Le 12 avril dernier, la FNSEA avait évoqué un cahier de doléances
X.B. » À l'occasion de cette manifestation, les responsables professionnels et syndicaux interviendront pour valoriser notre cahier de doléances. Si l'on n'y prend pas garde, il y a un véritable risque d'appauvrissement de l'activité agricole et notamment des productions animales ce qui aboutira à une céréalisation de la ferme France. Ce qui n'est souhaitable pour personne.
Le message que nous voudrions faire passer est aussi celui qu'on ne peut demander aux agriculteurs de veiller à une identification forte des produits agricoles et alimentaires, de respect du bien-être animal, de prise en compte de considérations environnementales et leur imposer en même temps un alignement sur les marchés mondiaux pour les prix.

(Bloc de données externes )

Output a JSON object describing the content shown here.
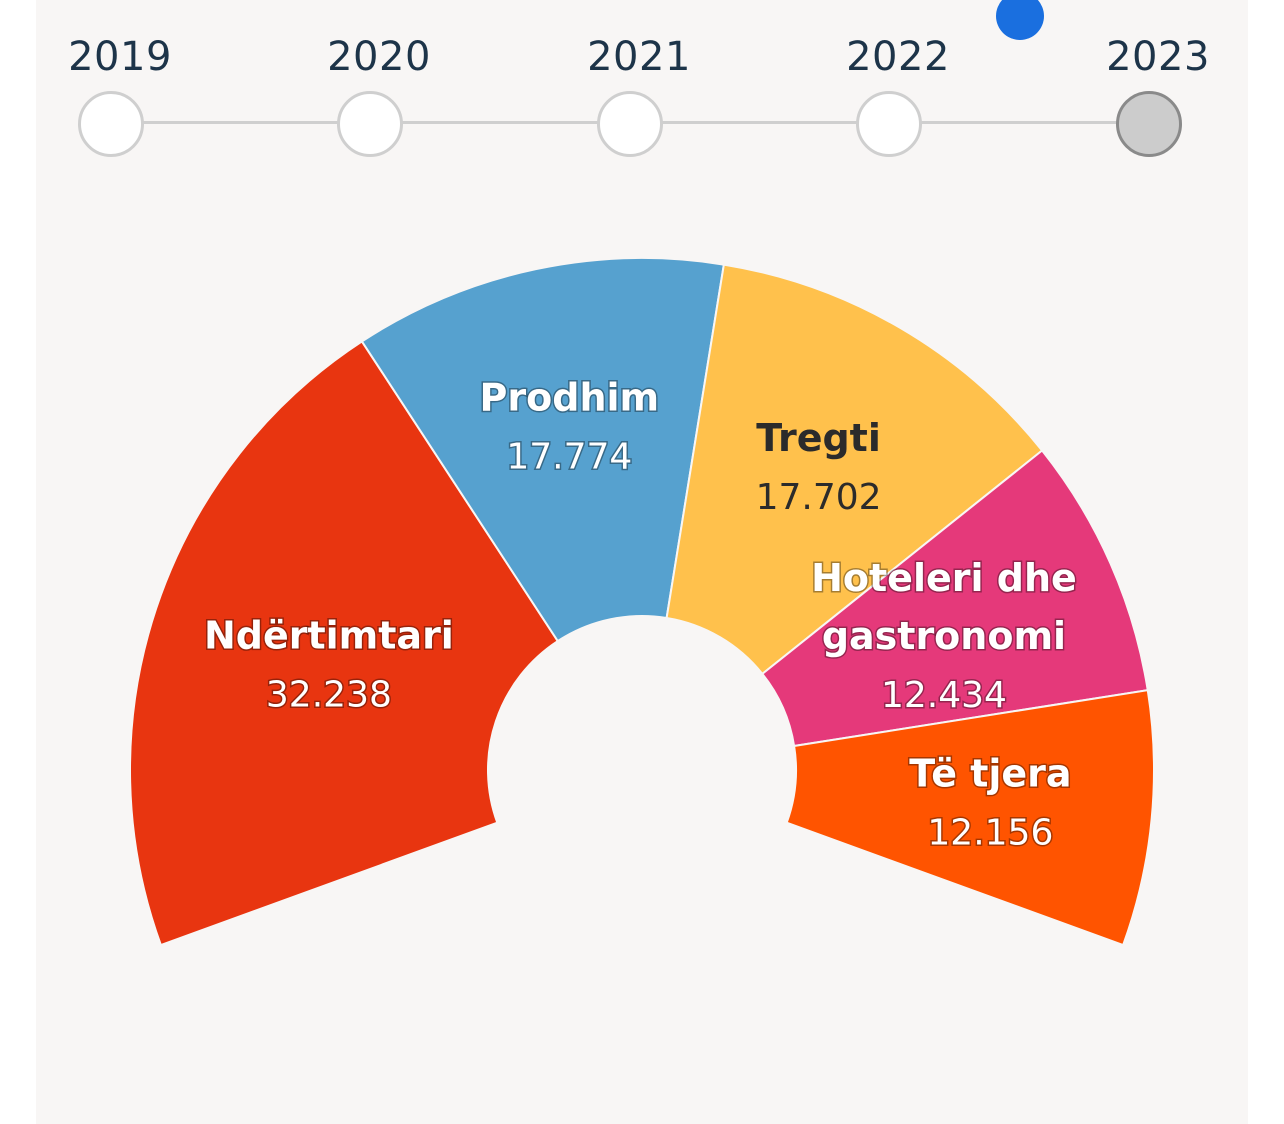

Nous voudrions faire prendre conscience que quand le consommateur dépense 100 euros pour son alimentation, il y a seulement 7,80 euros qui reviennent au producteur agricole. L'idée n'est pas de faire supporter au consommateur la revalorisation des prix, mais de lui faire comprendre que quand dans un produit alimentaire, sa valeur comporte souvent deux à trois fois plus de marketing, d'emballage que de contenu réel, et qu'il y a des questions à se poser. Surtout quand l'emballage finit par remplir la poubelle!